The QuickChange buildings can hold up to 650 gallons of new oil of one type and about 300 gallons of another type, and there are used oil holding tanks in the vault as well. "One of the big issues landlords have with oil change businesses are EPA exposure concerns," notes LaGanke. In all, the vault is about 47,000 pounds of solid concrete without any seams or other places for it to leak. Therefore, oil is contained without the need for underground storage tanks.

Another important factor that helped LaGanke to receive his patent for the vault in 1997 was the fact that the entire building is transportable. "If you put it in a shopping center parking lot and then two months later competition moves in across the street from you, you can pick this operation up and take it someplace else," says LaGanke. The entire process to hook up the building usually takes about four hours, and can carry a total price tag of as low as $120,000 including site work.

Since the overhead is considerably lower than some larger chains' franchises, LaGanke says his sites don't need to do as many cars a day in order to break even. The average ticket price around the country at the QuickChange stores is about $30. In LaGanke's Cleveland locations, an oil change starts at about $26.99.

He estimates that his locations service an average of 20 to 23 cars per day, although some only handle about 12 cars a day and still manage to make a profit. Yet another one of his stores recently serviced 52 cars on a Thursday. "Now they were really pumping them through, but that's what we're capable of. It's very efficient," he says.

LaGanke says that he has found that it takes an average of six to eight months for a QuickChange to become profitable. He believes this "ramp-up time" depends on several variables such as land, rent and site work costs, but is still generally lower than many other companies.

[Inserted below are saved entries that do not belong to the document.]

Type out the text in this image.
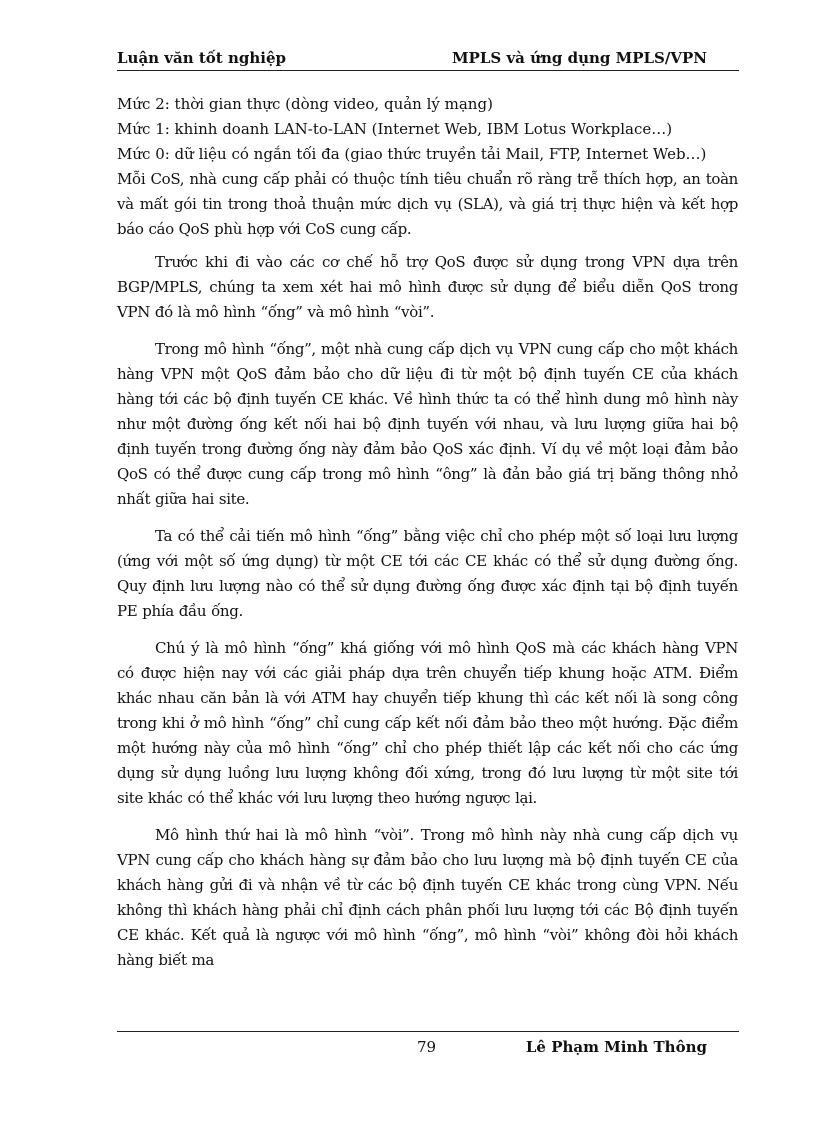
Luận văn tốt nghiệp	MPLS và ứng dụng MPLS/VPN

Mức 2: thời gian thực (dòng video, quản lý mạng)

Mức 1: khinh doanh LAN-to-LAN (Internet Web, IBM Lotus Workplace…)

Mức 0: dữ liệu có ngắn tối đa (giao thức truyền tải Mail, FTP, Internet Web…)

Mỗi CoS, nhà cung cấp phải có thuộc tính tiêu chuẩn rõ ràng trễ thích hợp, an toàn và mất gói tin trong thoả thuận mức dịch vụ (SLA), và giá trị thực hiện và kết hợp báo cáo QoS phù hợp với CoS cung cấp.

Trước khi đi vào các cơ chế hỗ trợ QoS được sử dụng trong VPN dựa trên BGP/MPLS, chúng ta xem xét hai mô hình được sử dụng để biểu diễn QoS trong VPN đó là mô hình “ống” và mô hình “vòi”.

Trong mô hình “ống”, một nhà cung cấp dịch vụ VPN cung cấp cho một khách hàng VPN một QoS đảm bảo cho dữ liệu đi từ một bộ định tuyến CE của khách hàng tới các bộ định tuyến CE khác. Về hình thức ta có thể hình dung mô hình này như một đường ống kết nối hai bộ định tuyến với nhau, và lưu lượng giữa hai bộ định tuyến trong đường ống này đảm bảo QoS xác định. Ví dụ về một loại đảm bảo QoS có thể được cung cấp trong mô hình “ông” là đản bảo giá trị băng thông nhỏ nhất giữa hai site.

Ta có thể cải tiến mô hình “ống” bằng việc chỉ cho phép một số loại lưu lượng (ứng với một số ứng dụng) từ một CE tới các CE khác có thể sử dụng đường ống. Quy định lưu lượng nào có thể sử dụng đường ống được xác định tại bộ định tuyến PE phía đầu ống.

Chú ý là mô hình “ống” khá giống với mô hình QoS mà các khách hàng VPN có được hiện nay với các giải pháp dựa trên chuyển tiếp khung hoặc ATM. Điểm khác nhau căn bản là với ATM hay chuyển tiếp khung thì các kết nối là song công trong khi ở mô hình “ống” chỉ cung cấp kết nối đảm bảo theo một hướng. Đặc điểm một hướng này của mô hình “ống” chỉ cho phép thiết lập các kết nối cho các ứng dụng sử dụng luồng lưu lượng không đối xứng, trong đó lưu lượng từ một site tới site khác có thể khác với lưu lượng theo hướng ngược lại.

Mô hình thứ hai là mô hình “vòi”. Trong mô hình này nhà cung cấp dịch vụ VPN cung cấp cho khách hàng sự đảm bảo cho lưu lượng mà bộ định tuyến CE của khách hàng gửi đi và nhận về từ các bộ định tuyến CE khác trong cùng VPN. Nếu không thì khách hàng phải chỉ định cách phân phối lưu lượng tới các Bộ định tuyến CE khác. Kết quả là ngược với mô hình “ống”, mô hình “vòi” không đòi hỏi khách hàng biết ma

79	Lê Phạm Minh Thông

As for getting good workers, LaGanke says it has gotten much easier to find reliable and well-trained technicians than it was when he first began LubeStop. "Back then I had to hire guys and take them up to Detroit to teach them at a store there. Now there's an oil change place in almost every area, so you can always hire the good guys away from other companies," he says.

LaGanke entered the oil change field in 1985, following 25 years manufacturing bolts and screws. He had also been vice president and general manager of a large company in Detroit, when one day he went in to get his oil changed at a Pennzoil Ten Minute Oil Change. "I said, 'I'm going to do these back in Cleveland!'" says LaGanke.

The resulting company ended up becoming a $13 million a year operation with 35 stores, but after a while LaGanke decided to move on. He didn't think he would move on to the same business--oil changes--but it was in the cards anyway. "The invention of the building is what got me back into this. It's a new way to go about the oil change business." The father of two daughters and one son, LaGanke says he enjoys the fact that oil changing is a customer-service driven industry and that it has daytime operating hours, unlike restaurants that could be open all night long. He's also managed to run his own 12 locations efficiently, with the help of an operations manager who handles most of the personnel issues as well as stocking products and helping to set up new locations. This comes in handy in busy times, such as the past year--LaGanke set up four new stores in the same amount of months. He doesn't see the growth stopping any time soon. In fact, he hopes to grow from 12 stores to 18 in 2000.

LaGanke's son, Tim, Jr., is the president of the company, and he is mostly in charge of day-to-day operations. He will no doubt be instrumental in his father's next endeavor--a possible franchise. If it happens, LaGanke plans to offer franchisees a complete package: the building and all the operations. He is currently seeking an oil company to partner with, and feels he could offer a lot to operators wanting to buy into QuickChange. "I own and operate my own stores, and we are a company that is using its own product...that's credibility in and of itself," he says.

He does admit that he would love to own all the QuickChanges himself if he could. "I don't need to sell buildings. That's not my main cause in life. The money is in the operating business," says LaGanke.